Eva-Maria Stange, Erika Hoffmann und Marion Ackermann with Untitled by Félix González-Torres SKD, Oliver Killig

Dresden’s State Art Collections received a gift of 1,200 works by artists including Jean-Michel Basquiat, Tracey Emin, Isa Genzken, Sigmar Polke, Bruce Nauman, Wolfgang Tillmans, Cy Twombly and Andy Warhol from a private collector.

Erika and Rolf Hoffmann began collecting in the 1960s in Mönchengladbach, then later in Cologne, discovering artists in the galleries of the Rhineland and at Documenta in Kassel. They focussed on artists who broke rules and challenged conventions.

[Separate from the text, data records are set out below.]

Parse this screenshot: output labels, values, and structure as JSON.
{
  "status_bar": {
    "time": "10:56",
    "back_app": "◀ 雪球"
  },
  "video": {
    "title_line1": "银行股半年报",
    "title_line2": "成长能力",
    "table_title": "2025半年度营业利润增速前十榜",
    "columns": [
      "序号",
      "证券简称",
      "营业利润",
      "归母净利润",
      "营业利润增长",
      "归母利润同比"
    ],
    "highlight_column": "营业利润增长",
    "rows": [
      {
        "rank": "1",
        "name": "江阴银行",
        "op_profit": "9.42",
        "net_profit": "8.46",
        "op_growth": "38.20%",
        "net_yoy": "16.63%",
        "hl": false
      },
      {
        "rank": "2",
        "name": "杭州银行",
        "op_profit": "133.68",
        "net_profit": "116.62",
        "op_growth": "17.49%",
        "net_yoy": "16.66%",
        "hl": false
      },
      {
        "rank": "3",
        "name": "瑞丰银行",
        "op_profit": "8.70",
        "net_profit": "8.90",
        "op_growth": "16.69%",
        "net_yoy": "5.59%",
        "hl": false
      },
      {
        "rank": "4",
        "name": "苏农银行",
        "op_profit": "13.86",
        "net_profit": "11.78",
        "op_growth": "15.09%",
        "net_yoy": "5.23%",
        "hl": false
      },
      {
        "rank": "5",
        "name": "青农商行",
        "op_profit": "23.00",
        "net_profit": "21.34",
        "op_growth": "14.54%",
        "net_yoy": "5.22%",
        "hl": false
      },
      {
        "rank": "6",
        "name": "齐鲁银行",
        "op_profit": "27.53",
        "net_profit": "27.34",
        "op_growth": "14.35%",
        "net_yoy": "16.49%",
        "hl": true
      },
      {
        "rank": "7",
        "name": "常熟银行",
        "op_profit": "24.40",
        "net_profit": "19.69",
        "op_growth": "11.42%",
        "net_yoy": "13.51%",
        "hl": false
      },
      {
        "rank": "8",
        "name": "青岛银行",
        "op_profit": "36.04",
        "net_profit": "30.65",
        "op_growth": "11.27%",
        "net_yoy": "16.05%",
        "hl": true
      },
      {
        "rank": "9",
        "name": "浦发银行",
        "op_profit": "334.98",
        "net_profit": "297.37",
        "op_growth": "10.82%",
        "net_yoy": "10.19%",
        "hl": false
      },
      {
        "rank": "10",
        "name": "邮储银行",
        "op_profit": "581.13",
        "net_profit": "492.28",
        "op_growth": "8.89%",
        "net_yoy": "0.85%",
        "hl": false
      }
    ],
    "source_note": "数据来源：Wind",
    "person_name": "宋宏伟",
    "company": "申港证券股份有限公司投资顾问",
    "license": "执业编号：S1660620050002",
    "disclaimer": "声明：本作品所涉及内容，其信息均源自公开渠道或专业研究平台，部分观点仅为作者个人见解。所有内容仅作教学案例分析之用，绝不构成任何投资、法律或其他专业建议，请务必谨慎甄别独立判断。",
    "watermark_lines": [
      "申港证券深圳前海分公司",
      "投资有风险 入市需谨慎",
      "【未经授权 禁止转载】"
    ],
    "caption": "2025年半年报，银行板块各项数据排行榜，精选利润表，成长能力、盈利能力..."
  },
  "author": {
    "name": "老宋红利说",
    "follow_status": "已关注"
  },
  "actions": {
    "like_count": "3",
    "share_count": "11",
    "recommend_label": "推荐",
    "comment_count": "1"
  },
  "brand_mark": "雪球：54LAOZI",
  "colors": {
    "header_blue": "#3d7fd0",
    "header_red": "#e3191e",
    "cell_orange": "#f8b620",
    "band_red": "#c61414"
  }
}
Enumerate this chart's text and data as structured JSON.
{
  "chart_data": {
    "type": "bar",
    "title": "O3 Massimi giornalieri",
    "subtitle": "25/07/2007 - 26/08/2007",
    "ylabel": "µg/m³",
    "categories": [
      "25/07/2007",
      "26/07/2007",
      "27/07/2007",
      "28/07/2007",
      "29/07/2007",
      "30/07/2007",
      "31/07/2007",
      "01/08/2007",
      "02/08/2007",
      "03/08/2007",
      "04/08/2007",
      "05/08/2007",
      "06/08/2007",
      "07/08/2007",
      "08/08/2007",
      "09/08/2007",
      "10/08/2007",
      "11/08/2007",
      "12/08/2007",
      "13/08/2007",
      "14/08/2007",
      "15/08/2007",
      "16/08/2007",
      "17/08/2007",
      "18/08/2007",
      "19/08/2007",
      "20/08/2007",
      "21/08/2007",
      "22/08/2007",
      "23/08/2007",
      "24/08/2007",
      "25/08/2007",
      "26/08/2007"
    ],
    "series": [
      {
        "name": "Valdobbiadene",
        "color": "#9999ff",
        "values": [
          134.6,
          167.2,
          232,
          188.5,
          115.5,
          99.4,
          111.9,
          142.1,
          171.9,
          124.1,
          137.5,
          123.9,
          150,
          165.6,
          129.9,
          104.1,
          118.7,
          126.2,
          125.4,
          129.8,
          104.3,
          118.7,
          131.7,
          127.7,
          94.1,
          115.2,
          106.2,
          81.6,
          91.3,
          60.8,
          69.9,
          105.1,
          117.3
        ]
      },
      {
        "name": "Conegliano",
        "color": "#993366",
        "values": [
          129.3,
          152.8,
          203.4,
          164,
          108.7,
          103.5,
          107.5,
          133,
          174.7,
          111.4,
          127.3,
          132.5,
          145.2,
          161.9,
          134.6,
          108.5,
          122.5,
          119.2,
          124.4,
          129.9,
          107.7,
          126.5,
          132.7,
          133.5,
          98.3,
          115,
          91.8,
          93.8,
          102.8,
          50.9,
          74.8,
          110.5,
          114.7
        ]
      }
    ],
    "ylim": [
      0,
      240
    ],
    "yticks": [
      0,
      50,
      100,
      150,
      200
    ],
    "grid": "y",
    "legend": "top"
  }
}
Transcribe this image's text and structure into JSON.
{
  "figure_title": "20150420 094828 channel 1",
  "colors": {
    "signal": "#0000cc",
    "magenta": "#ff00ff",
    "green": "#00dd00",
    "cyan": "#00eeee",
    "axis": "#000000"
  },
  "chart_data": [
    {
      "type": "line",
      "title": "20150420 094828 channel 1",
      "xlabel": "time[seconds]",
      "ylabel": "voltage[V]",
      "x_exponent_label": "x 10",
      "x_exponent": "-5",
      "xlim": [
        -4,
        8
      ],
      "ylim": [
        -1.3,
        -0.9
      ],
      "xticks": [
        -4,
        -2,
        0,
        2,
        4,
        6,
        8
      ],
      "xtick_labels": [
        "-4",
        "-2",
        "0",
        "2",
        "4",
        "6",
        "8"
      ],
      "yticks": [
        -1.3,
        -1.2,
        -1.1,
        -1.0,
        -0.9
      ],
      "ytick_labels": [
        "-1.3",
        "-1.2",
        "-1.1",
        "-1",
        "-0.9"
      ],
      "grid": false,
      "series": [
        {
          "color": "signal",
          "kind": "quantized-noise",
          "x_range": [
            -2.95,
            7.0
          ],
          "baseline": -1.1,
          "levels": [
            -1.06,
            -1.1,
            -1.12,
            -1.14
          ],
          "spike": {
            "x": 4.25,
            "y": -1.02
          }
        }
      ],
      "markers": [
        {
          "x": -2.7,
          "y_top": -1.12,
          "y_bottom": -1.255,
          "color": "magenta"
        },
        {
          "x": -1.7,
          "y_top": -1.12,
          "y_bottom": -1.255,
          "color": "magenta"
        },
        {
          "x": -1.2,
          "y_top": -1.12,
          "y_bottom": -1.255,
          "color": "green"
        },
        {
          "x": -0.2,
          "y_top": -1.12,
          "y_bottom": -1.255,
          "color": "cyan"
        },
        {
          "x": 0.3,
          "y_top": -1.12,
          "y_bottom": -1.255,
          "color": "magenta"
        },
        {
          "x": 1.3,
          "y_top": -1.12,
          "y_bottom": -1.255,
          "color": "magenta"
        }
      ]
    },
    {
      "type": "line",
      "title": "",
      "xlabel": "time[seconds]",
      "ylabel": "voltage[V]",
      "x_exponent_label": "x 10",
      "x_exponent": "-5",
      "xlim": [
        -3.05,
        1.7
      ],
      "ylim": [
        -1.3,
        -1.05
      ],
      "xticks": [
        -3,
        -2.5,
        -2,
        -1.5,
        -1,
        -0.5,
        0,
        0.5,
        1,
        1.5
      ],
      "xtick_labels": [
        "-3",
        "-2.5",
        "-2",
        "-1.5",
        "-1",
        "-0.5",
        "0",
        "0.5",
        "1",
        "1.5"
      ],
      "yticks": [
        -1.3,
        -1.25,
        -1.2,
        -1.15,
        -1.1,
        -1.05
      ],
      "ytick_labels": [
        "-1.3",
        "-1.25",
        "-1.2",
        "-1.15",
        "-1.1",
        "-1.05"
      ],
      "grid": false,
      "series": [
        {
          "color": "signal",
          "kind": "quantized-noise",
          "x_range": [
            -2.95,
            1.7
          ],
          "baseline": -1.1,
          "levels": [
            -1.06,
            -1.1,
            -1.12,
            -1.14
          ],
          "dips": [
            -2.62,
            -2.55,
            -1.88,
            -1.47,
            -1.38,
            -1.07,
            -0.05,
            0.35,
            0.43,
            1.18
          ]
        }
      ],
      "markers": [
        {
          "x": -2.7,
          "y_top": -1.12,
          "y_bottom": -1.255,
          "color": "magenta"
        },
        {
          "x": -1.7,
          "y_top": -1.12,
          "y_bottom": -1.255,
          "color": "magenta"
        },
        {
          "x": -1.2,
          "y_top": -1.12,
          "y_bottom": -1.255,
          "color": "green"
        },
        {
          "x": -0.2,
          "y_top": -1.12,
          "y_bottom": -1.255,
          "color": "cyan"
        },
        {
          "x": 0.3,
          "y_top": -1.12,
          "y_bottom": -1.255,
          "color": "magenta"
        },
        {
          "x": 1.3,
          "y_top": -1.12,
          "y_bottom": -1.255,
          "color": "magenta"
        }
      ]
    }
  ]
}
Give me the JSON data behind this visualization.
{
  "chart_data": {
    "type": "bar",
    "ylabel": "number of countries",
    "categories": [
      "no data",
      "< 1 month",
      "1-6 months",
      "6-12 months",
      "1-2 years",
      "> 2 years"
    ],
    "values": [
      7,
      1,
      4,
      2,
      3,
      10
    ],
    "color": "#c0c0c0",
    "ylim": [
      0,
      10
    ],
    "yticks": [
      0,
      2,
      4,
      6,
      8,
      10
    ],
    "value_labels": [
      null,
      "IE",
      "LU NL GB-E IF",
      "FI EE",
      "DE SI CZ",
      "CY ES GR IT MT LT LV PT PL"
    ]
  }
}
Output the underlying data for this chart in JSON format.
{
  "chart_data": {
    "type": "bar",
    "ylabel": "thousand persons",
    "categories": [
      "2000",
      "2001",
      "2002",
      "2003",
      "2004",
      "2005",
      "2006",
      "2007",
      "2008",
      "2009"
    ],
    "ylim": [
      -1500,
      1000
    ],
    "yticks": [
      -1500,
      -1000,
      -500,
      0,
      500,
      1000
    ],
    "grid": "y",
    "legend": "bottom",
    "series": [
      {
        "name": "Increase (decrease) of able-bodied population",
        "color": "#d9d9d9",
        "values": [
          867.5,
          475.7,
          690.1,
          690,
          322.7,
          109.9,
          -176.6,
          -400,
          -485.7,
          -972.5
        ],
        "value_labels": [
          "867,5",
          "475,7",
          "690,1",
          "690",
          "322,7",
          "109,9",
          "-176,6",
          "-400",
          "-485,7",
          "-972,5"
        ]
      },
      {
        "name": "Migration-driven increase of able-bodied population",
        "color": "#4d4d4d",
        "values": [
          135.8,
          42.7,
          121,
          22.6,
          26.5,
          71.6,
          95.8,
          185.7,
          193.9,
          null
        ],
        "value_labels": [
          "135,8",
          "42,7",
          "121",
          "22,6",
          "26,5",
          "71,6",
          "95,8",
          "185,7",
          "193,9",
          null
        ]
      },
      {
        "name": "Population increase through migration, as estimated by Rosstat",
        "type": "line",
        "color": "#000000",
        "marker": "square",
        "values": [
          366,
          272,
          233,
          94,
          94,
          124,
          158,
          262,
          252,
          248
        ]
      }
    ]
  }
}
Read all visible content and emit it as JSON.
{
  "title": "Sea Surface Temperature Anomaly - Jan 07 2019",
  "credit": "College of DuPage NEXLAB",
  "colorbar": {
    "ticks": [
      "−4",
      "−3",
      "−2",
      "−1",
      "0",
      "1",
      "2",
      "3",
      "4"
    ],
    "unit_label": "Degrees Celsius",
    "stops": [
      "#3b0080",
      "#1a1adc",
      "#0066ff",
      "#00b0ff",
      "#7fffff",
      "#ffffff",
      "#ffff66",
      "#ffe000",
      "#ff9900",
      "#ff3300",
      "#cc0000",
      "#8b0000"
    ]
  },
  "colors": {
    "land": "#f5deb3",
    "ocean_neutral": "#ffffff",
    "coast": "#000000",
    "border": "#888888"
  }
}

“The Hoffmann collection stands out among the world’s great private collections, not just for its open-minded outlook and the philosophical approach the two collectors have taken,” says Marion Ackermann, the director of the Dresden State Art Collections. “It contains important works by local and international, male and female, well-known and unknown artists, all of which are treasures that fill gaps in our knowledge of art history and expand our horizons.”

In the 1990s, the couple planned to build an institute for contemporary art designed by the artist Frank Stella and located next to the Zwinger in Dresden, but the plans faced resistance from the government of Saxony. In 1994, they found an empty factory building in central Berlin and renovated it to house their art collection, which they opened for small group tours every Saturday. Since Rolf Hoffmann’s death in 2001, Erika Hoffmann has continued to build and manage the collection.

It will now be integrated into the collections of the 15 Dresden museums over the next five years, a statement from the State Art Collections said.

“My husband’s and my own connection to Dresden never completely broke off,” Hoffmann said. “Integrating the Hoffmann collection into the State Art Collections is completely different from what we planned back then, but it fulfils the original desire for a dialogue with art across borders and generations.”